Le comunicazioni Vehicle-to-Vehicle sono ormai nel mirino di case produttrici, istituzioni e di tutti gli stakeholder impegnati nello sviluppo di un nuovo modello di mobilità intelligente. Dagli Stati Uniti sembra arrivare ora l’accelerazione definitiva per arrivare al passaggio dalla teoria alla pratica, dall’idea al progetto e dalla scrivania alla strada. Ed è una mossa firmata dalla National Highway Traffic Safety Administration, la quale ha fissato la timeline: entro la fine dell’anno verrà sottoposto un piano d’azione per arrivare ad implementare nuovi sistemi di dialogo tra le automobili per portare il tutto a compimento entro il 2020.

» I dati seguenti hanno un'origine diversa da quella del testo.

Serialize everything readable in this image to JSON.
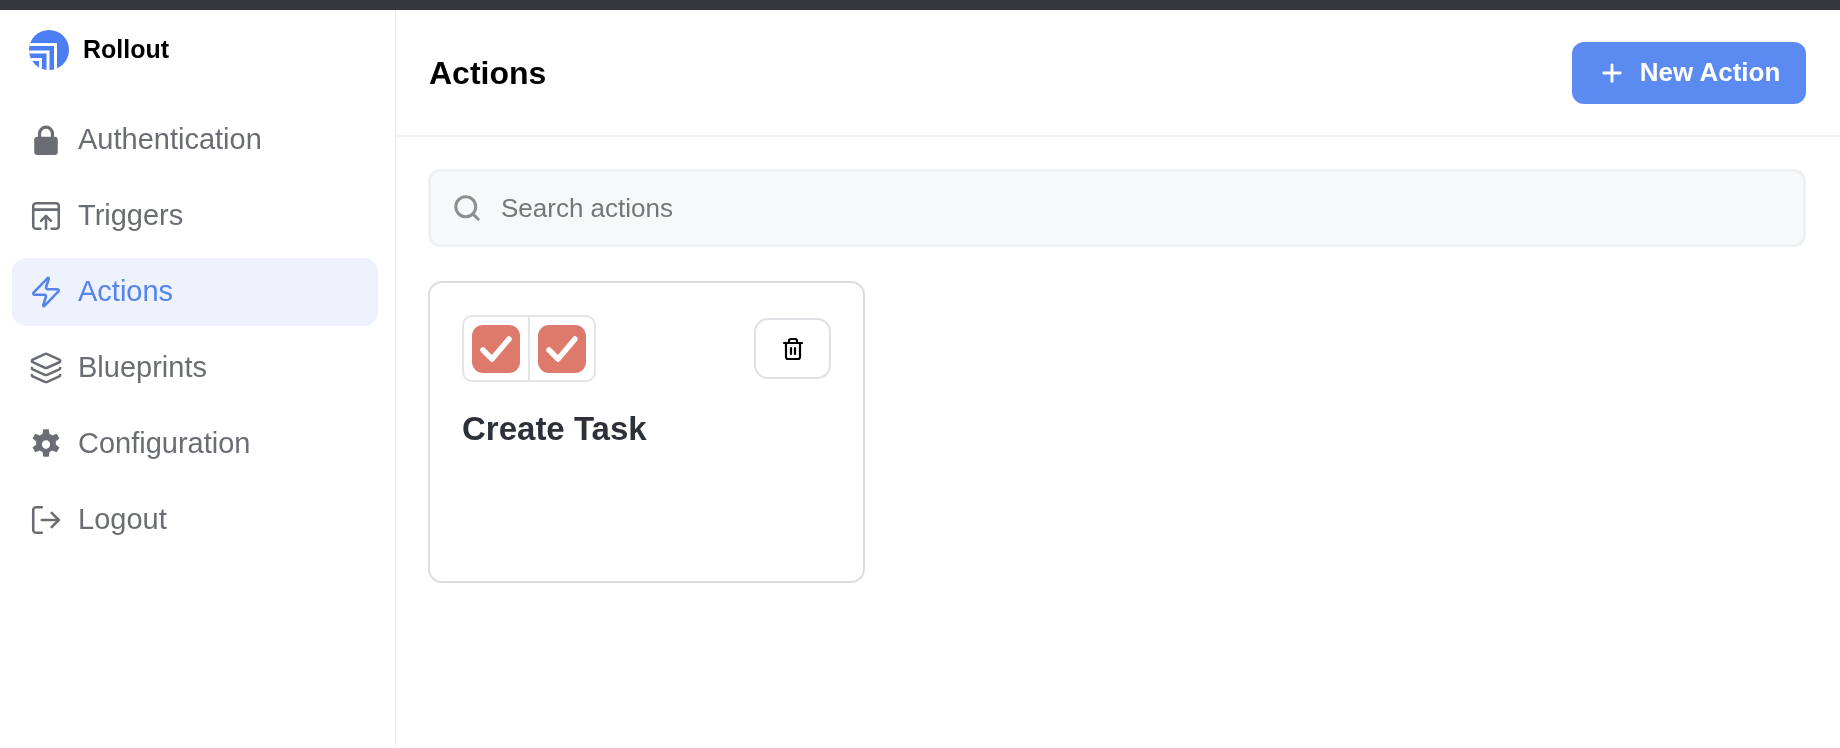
{
  "brand": {
    "name": "Rollout"
  },
  "sidebar": {
    "items": [
      {
        "label": "Authentication",
        "selected": false
      },
      {
        "label": "Triggers",
        "selected": false
      },
      {
        "label": "Actions",
        "selected": true
      },
      {
        "label": "Blueprints",
        "selected": false
      },
      {
        "label": "Configuration",
        "selected": false
      },
      {
        "label": "Logout",
        "selected": false
      }
    ]
  },
  "header": {
    "title": "Actions",
    "new_button": {
      "label": "New Action"
    }
  },
  "search": {
    "placeholder": "Search actions"
  },
  "cards": [
    {
      "title": "Create Task"
    }
  ]
}
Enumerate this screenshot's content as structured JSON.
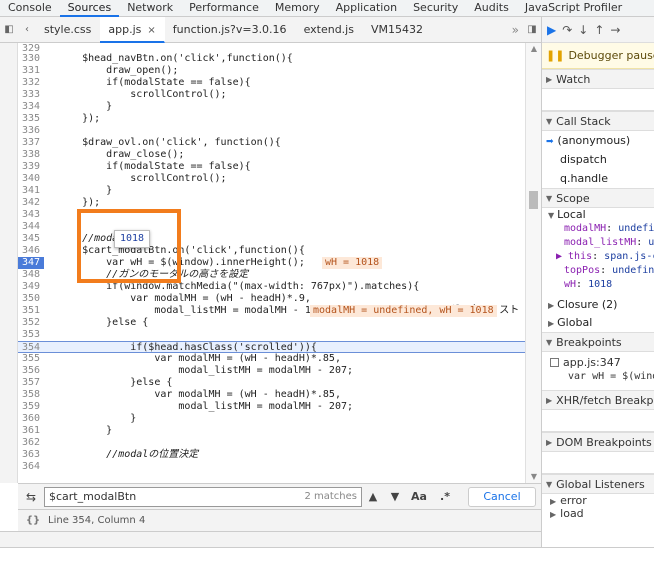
{
  "top_tabs": [
    "Console",
    "Sources",
    "Network",
    "Performance",
    "Memory",
    "Application",
    "Security",
    "Audits",
    "JavaScript Profiler"
  ],
  "active_top_tab": "Sources",
  "file_tabs": [
    "style.css",
    "app.js",
    "function.js?v=3.0.16",
    "extend.js",
    "VM15432"
  ],
  "editor": {
    "lines": [
      {
        "n": "329",
        "code": ""
      },
      {
        "n": "330",
        "code": "    $head_navBtn.on('click',function(){"
      },
      {
        "n": "331",
        "code": "        draw_open();"
      },
      {
        "n": "332",
        "code": "        if(modalState == false){"
      },
      {
        "n": "333",
        "code": "            scrollControl();"
      },
      {
        "n": "334",
        "code": "        }"
      },
      {
        "n": "335",
        "code": "    });"
      },
      {
        "n": "336",
        "code": ""
      },
      {
        "n": "337",
        "code": "    $draw_ovl.on('click', function(){"
      },
      {
        "n": "338",
        "code": "        draw_close();"
      },
      {
        "n": "339",
        "code": "        if(modalState == false){"
      },
      {
        "n": "340",
        "code": "            scrollControl();"
      },
      {
        "n": "341",
        "code": "        }"
      },
      {
        "n": "342",
        "code": "    });"
      },
      {
        "n": "343",
        "code": ""
      },
      {
        "n": "344",
        "code": ""
      },
      {
        "n": "345",
        "code": "    //modal"
      },
      {
        "n": "346",
        "code": "    $cart_modalBtn.on('click',function(){"
      },
      {
        "n": "347",
        "code": "        var wH = $(window).innerHeight();"
      },
      {
        "n": "348",
        "code": "        //ガンのモーダルの高さを設定"
      },
      {
        "n": "349",
        "code": "        if(window.matchMedia(\"(max-width: 767px)\").matches){"
      },
      {
        "n": "350",
        "code": "            var modalMH = (wH - headH)*.9,"
      },
      {
        "n": "351",
        "code": "                modal_listMH = modalMH - 178; //modal_listMHはモーダル内のリスト"
      },
      {
        "n": "352",
        "code": "        }else {"
      },
      {
        "n": "353",
        "code": ""
      },
      {
        "n": "354",
        "code": "            if($head.hasClass('scrolled')){"
      },
      {
        "n": "355",
        "code": "                var modalMH = (wH - headH)*.85,"
      },
      {
        "n": "356",
        "code": "                    modal_listMH = modalMH - 207;"
      },
      {
        "n": "357",
        "code": "            }else {"
      },
      {
        "n": "358",
        "code": "                var modalMH = (wH - headH)*.85,"
      },
      {
        "n": "359",
        "code": "                    modal_listMH = modalMH - 207;"
      },
      {
        "n": "360",
        "code": "            }"
      },
      {
        "n": "361",
        "code": "        }"
      },
      {
        "n": "362",
        "code": ""
      },
      {
        "n": "363",
        "code": "        //modalの位置決定"
      },
      {
        "n": "364",
        "code": ""
      }
    ],
    "inline_value_347": "wH = 1018",
    "inline_value_350": "modalMH = undefined, wH = 1018",
    "hover_value": "1018"
  },
  "search": {
    "value": "$cart_modalBtn",
    "matches": "2 matches",
    "aa": "Aa",
    "regex": ".*",
    "cancel": "Cancel"
  },
  "status": {
    "position": "Line 354, Column 4"
  },
  "debugger": {
    "paused": "Debugger paused",
    "watch": "Watch",
    "call_stack": "Call Stack",
    "frames": [
      "(anonymous)",
      "dispatch",
      "q.handle"
    ],
    "scope": "Scope",
    "local": "Local",
    "scope_vars": [
      {
        "k": "modalMH",
        "v": "undefi"
      },
      {
        "k": "modal_listMH",
        "v": "u"
      },
      {
        "k": "▶ this",
        "v": "span.js-c"
      },
      {
        "k": "topPos",
        "v": "undefin"
      },
      {
        "k": "wH",
        "v": "1018"
      }
    ],
    "closure": "Closure (2)",
    "global": "Global",
    "breakpoints": "Breakpoints",
    "bp_file": "app.js:347",
    "bp_code": "var wH = $(windo",
    "xhr": "XHR/fetch Breakpoin",
    "dom": "DOM Breakpoints",
    "global_listeners": "Global Listeners",
    "listeners": [
      "error",
      "load"
    ]
  }
}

Vehicle-to-Vehicle entro il 2020
Le comunicazioni Vehicle-to-Vehicle sono un tassello fondamentale per arrivare ad una mobilità di nuovo conio: consentire ai veicoli di interagire, infatti, significa dar vita ad un sistema ordinato nel quale i singoli elementi non sono soltanto entità indipendenti che assumono azioni autonome (basate sulle scelte dei conducenti), ma anche attori di una medesima scenografia ed in quanto tali compartecipanti della scena che va in azione. Due auto che dialogano, ad esempio, possono comunicare reciprocamente direzioni, deviazioni, frenate, ostacoli e molto altro ancora. Possono agire concertando le decisioni, insomma, rendendo vantaggio tanto ai singoli piloti quanto all’intera popolazione presente in un dato momento e in un dato punto della rete stradale.

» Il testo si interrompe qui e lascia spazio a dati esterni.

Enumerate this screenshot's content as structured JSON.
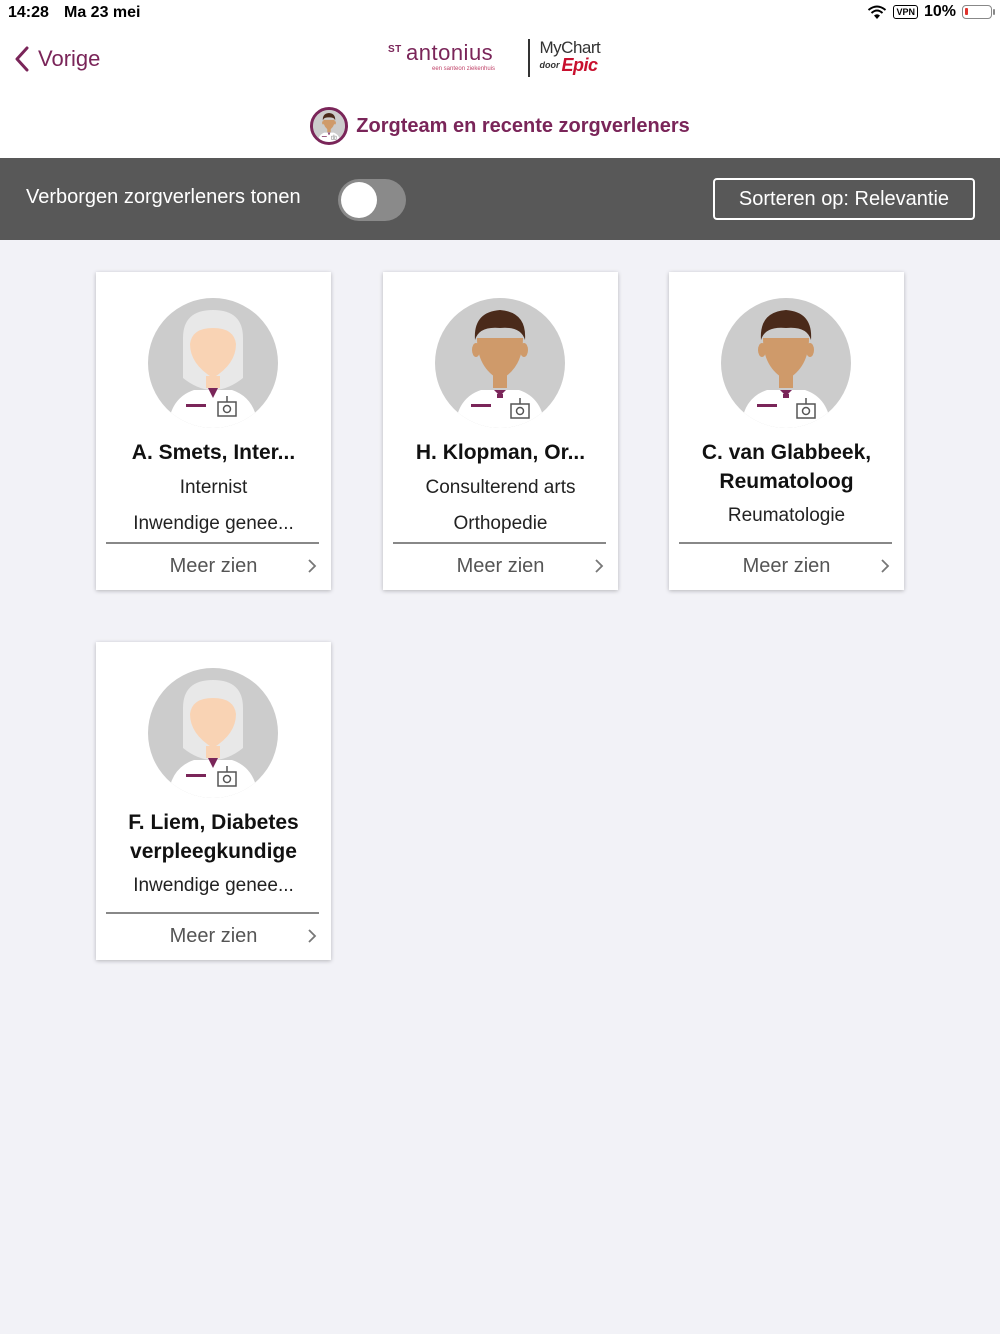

L’obiettivo prioritario è la riduzione degli incidenti che avvengono sulle strade, aumentando così esponenzialmente la sicurezza della mobilità. Per far ciò occorre arrivare ad auto connesse in grado di comunicare, ma anche a sistemi in grado di coadiuvare le scelte dei guidatori (fino all’obiettivo della guida autonoma, che è in qualche modo la meta ultima della trasformazione attuale).
Sicurezza per sicurezza
Per arrivare ad una maggior sicurezza sulle strade occorre passare per la completa informatizzazione dei sistemi di bordo dei veicoli. Ciò implica però l’apertura di un fronte ulteriore: come è possibile agire per tenere i cracker fuori dalle auto, assicurando tanto i sistemi in-vehicle quanto le comunicazioni tra le autovetture?
Sul progetto stanno lavorando ormai da molti anni alcune tra le case produttrici più importanti al mondo, riunite sotto la sigla CAMP (Crash Avoidance Metrics Partnership). E la mission del gruppo è ben esplicitata dal responsabile Ford Michael Shulman, già program manager del Vehicle Safety Communications Consortium del CAMP:
Il nostro unico obiettivo per la sicurezza è lo sviluppo di un sistema che soddisfi i requisiti tecnici di sicurezza ed inoltre soddisfi gli obiettivi in termini di tutela della privacy. Altri sistemi PKI, come quelli in uso presso il Dipartimento della Difesa, non perseguono i medesimi parametri in termini di privacy.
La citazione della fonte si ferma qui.